UBIQUITOUSLY, HERTZAN CHIMERA

But why, Chimera?


There are simply not enough hours in a day to engage all the "new" writers and sponsor them through their terrible books as their "talents" grow. Think of the mass-market book reader - they wanna be romanced with Guinness adverts and tantalized by abstract perfume adverts that give them nothing but a taste of the forbidden or a whiff of the outrageous - you bring out a bad book, you are dead. No one will waste money on you ever again.


These realizations lead me to this crazy marketing idea. Instead of trying to be very earnest about one's "work" as a "writer" and trying to conscientiously promote it in the standard format with glowing cover quotes and a massive marketing budget it would be more 'fun' to invent a persona that grabbed the imagination, no matter how surreal or irrelevant to the content of one's books.

Ubiquitously, Hertzan Chimera took inspiration from something I read in my teens, which only now seems relevant somehow and flavored my own ends. A novel by Philip K Dick called UBIK. It's a book about a miracle spray and, I don't know why, this really spoke to the marketing slut buried deep in my bowel, hence...


In terms of marketing a writer, a crazy idea like this based on something so out-there says more than a selected chapter of some collection or book or interview about the writer; and beyond that, it enigma-ises and abstractifies the creator to a product.
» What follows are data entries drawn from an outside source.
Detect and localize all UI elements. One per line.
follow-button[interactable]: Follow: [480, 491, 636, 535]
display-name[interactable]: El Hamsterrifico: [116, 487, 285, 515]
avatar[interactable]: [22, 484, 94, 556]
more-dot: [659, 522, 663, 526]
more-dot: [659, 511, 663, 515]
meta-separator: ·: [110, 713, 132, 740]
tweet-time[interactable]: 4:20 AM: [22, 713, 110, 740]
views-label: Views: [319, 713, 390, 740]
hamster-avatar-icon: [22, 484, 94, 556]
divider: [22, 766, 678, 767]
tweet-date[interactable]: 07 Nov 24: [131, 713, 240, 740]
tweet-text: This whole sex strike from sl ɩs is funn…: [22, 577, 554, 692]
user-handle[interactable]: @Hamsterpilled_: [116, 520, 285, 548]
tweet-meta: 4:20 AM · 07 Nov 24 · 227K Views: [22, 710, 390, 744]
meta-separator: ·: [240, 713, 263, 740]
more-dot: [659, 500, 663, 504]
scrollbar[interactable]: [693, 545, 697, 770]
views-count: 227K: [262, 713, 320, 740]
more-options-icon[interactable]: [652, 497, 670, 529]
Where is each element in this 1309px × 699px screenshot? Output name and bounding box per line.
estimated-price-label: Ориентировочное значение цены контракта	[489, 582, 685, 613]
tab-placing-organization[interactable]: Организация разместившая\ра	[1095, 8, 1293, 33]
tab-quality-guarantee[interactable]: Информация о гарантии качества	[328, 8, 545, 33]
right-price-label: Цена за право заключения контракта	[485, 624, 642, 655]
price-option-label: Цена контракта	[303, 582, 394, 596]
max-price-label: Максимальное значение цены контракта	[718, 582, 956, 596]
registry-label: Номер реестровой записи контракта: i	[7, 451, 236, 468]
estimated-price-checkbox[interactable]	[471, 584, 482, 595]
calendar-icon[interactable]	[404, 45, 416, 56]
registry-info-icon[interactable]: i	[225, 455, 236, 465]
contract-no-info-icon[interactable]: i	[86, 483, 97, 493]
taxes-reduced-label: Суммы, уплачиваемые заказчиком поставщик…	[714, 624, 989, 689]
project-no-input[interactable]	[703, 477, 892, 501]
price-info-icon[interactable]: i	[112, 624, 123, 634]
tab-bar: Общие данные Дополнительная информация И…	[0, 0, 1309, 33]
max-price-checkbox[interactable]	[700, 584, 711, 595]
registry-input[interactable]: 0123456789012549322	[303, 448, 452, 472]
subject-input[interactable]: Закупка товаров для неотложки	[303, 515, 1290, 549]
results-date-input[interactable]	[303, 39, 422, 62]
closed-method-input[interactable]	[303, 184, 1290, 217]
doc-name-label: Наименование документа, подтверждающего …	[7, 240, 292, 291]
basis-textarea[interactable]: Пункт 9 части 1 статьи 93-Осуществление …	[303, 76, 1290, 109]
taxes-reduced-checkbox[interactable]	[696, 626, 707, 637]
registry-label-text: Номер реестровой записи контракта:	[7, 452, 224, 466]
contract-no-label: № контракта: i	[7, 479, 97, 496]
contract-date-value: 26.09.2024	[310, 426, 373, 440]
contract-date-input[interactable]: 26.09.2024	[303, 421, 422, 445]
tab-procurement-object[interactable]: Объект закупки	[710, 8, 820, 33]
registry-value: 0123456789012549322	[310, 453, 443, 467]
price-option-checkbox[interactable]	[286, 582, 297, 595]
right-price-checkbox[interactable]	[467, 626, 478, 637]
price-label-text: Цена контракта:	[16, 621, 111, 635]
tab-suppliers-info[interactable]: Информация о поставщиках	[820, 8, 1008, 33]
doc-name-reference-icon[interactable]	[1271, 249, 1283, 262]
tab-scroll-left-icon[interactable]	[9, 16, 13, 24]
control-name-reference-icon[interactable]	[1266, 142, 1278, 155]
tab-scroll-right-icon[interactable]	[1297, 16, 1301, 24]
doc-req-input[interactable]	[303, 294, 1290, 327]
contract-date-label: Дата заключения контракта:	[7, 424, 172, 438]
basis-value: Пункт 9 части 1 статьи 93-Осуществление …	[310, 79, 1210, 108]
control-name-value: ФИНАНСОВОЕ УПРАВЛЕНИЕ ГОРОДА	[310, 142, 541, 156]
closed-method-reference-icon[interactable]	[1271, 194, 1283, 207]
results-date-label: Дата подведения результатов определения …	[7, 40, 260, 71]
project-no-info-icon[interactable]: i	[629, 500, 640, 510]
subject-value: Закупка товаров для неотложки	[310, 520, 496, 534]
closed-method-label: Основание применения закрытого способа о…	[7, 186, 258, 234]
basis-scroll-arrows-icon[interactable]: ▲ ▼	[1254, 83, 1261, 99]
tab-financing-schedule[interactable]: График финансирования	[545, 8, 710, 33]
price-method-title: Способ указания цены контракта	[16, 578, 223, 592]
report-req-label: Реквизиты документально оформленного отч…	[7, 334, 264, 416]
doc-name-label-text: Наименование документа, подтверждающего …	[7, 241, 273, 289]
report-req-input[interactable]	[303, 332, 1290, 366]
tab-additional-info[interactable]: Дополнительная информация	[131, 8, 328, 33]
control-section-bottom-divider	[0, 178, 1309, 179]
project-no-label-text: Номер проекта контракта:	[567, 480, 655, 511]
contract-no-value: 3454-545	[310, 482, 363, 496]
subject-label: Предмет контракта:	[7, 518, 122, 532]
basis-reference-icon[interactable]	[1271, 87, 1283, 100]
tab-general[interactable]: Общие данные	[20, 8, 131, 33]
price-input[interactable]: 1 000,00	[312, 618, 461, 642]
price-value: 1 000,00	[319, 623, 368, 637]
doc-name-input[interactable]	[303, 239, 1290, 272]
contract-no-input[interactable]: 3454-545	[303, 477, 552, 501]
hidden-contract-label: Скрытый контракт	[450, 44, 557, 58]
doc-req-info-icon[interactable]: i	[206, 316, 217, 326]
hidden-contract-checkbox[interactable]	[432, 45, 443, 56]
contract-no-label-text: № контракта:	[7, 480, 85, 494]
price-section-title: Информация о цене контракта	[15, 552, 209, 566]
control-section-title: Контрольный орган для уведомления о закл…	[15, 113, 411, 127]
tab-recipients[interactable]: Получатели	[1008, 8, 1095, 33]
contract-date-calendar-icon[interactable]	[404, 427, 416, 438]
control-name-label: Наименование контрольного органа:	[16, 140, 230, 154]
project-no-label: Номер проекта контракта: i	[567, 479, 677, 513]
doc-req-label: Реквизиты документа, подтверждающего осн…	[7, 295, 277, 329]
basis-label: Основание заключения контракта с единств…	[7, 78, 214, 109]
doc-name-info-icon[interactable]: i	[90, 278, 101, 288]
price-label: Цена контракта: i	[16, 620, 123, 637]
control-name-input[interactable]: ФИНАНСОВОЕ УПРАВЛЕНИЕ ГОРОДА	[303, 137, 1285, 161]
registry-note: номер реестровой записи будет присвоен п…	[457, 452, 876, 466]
Aren’t we all but products in a marketplace sold to the highest bidder after all? The idea is to move beyond the user of a keyboard, the printer of words on a page. That concept helped, not hindered this descent into the abstractification that the writer himself can become a family name without anybody ever having to read anything he writes.


One day, Mister Mass Market is gonna realize that he has never yet bought a Hertzan Chimera book and he will just have to, to see what all the fuss is about.